* 2012 EBITDA 298 mln stg vs 334 mln a year ago
* Sees first biomass unit conversion in April
* Says highest output ever at 27.1TWh
* Shares rise 4.9 pct
By Lorraine Turner
LONDON, Feb 19 (Reuters) - Britain’s coal-fired power producer Drax said it has made rapid progress in its plans to switch to biomass fuel after a pivotal year which saw earnings dip due to higher costs.
Drax, the owner of one of Europe’s largest coal-fired power stations, secured financing at the end of last year which will enable it to go ahead with its 650 million pounds-700 million pounds investment plans involving a switch to using more biomass, which produces less carbon.
“We’re well underway with the construction of the delivery, storage and distribution system infrastructure to support the conversion of three of our generating units,” said Chief Executive Officer Dorothy Thompson.
The company also said on Tuesday that its earnings before interest, taxes, depreciation, and amortization (EBITDA) last year slipped to 298 million pounds ($461.3 million), in line with expectations, from 334 million a year earlier.
“Whilst today’s solid results are helpful, the market will now be very focused on the delivery and subsequent performance of the first converted unit,” said Guillaume Redgwell at Liberum Capital.
Drax is converting to biomass fuel as rising coal prices squeeze its profits. The government finalised subsidies in July for burning biomass with other fuels in power plants, aimed at helping it meet targets to derive 15 percent of the UK’s energy from renewable sources by 2020 and reduce carbon output.
The subsidies were smaller than expected but Drax said it had received the regulatory clarity it needed to proceed with its plans.
Shares in Drax were up 4.2 percent at 1010 GMT, outperforming the FTSE 250 up 0.35 percent.

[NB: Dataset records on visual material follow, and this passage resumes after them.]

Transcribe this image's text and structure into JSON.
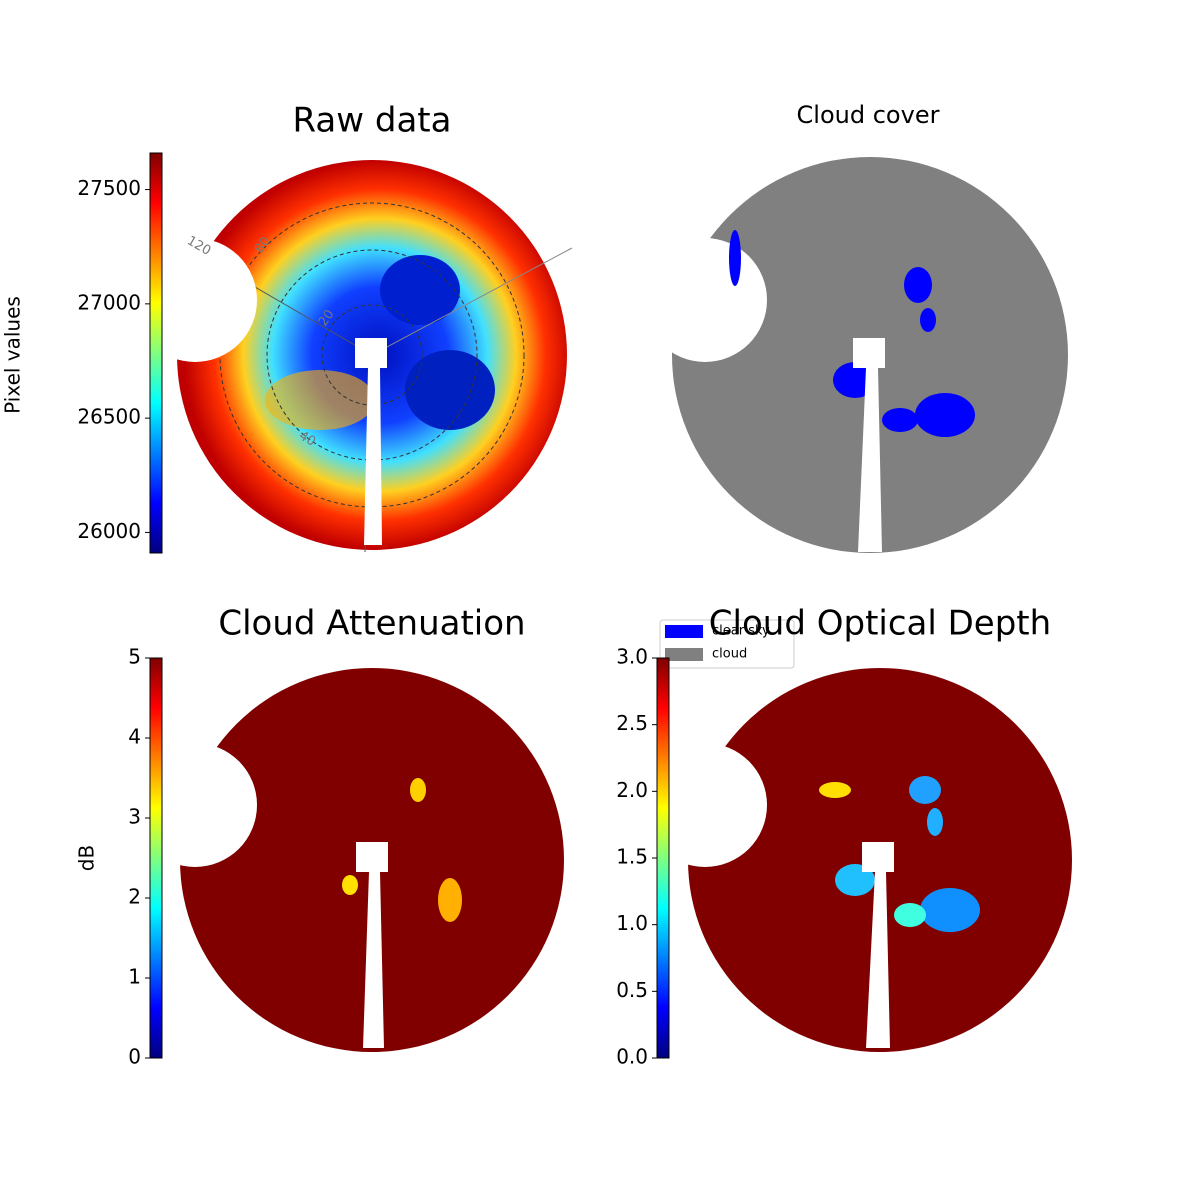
{
  "chart_data": [
    {
      "type": "image",
      "title": "Raw data",
      "colormap": "jet",
      "ylabel": "Pixel values",
      "ylim": [
        25910,
        27660
      ],
      "yticks": [
        26000,
        26500,
        27000,
        27500
      ],
      "annotations": [
        "120",
        "80",
        "20",
        "40"
      ]
    },
    {
      "type": "image",
      "title": "Cloud cover",
      "series": [
        {
          "name": "clear sky",
          "color": "#0000ff"
        },
        {
          "name": "cloud",
          "color": "#808080"
        }
      ]
    },
    {
      "type": "image",
      "title": "Cloud Attenuation",
      "colormap": "jet",
      "ylabel": "dB",
      "ylim": [
        0,
        5
      ],
      "yticks": [
        0,
        1,
        2,
        3,
        4,
        5
      ]
    },
    {
      "type": "image",
      "title": "Cloud Optical Depth",
      "colormap": "jet",
      "ylim": [
        0,
        3
      ],
      "yticks": [
        {
          "value": 0,
          "label": "0.0"
        },
        {
          "value": 0.5,
          "label": "0.5"
        },
        {
          "value": 1,
          "label": "1.0"
        },
        {
          "value": 1.5,
          "label": "1.5"
        },
        {
          "value": 2,
          "label": "2.0"
        },
        {
          "value": 2.5,
          "label": "2.5"
        },
        {
          "value": 3,
          "label": "3.0"
        }
      ]
    }
  ]
}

The first conversion of a Drax generating unit fully to biomass will take place in April of this year, with the second to follow in 2014. However the conversion of the third unit is dependent on securing supply.
“It all depends on the speed with which we source the biomass,” said Thompson.
“The quantities we’re buying are very large in comparison to the overall market ... we’re absolutely confident that the biomass is there, but it’s about building the supply chain,” she added.
Burning wood, sunflower husks or animal faeces offers steady so-called “baseload” power, giving biomass an advantage over intermittent renewable rivals solar and wind.
Scant domestic supply is just one catch to the UK’s biomass plans. With its biomass consumption expected to rise tenfold in the next 25 years, there are also concerns the UK could be vulnerable to supply disruptions from a handful of overseas exporters in the forest industry.
Drax said net power sold increased to 27.1 terawatt hours (TWh) in 2012, its highest output ever, but at lower average electricity price which resulted in a reduction in revenue from power sales.
Thompson said she is confident the group will deliver attractive returns for shareholders despite the “significant capital” which will be invested over the next two years, while EBITDA is likely to be adversely impacted by the increasing costs of carbon.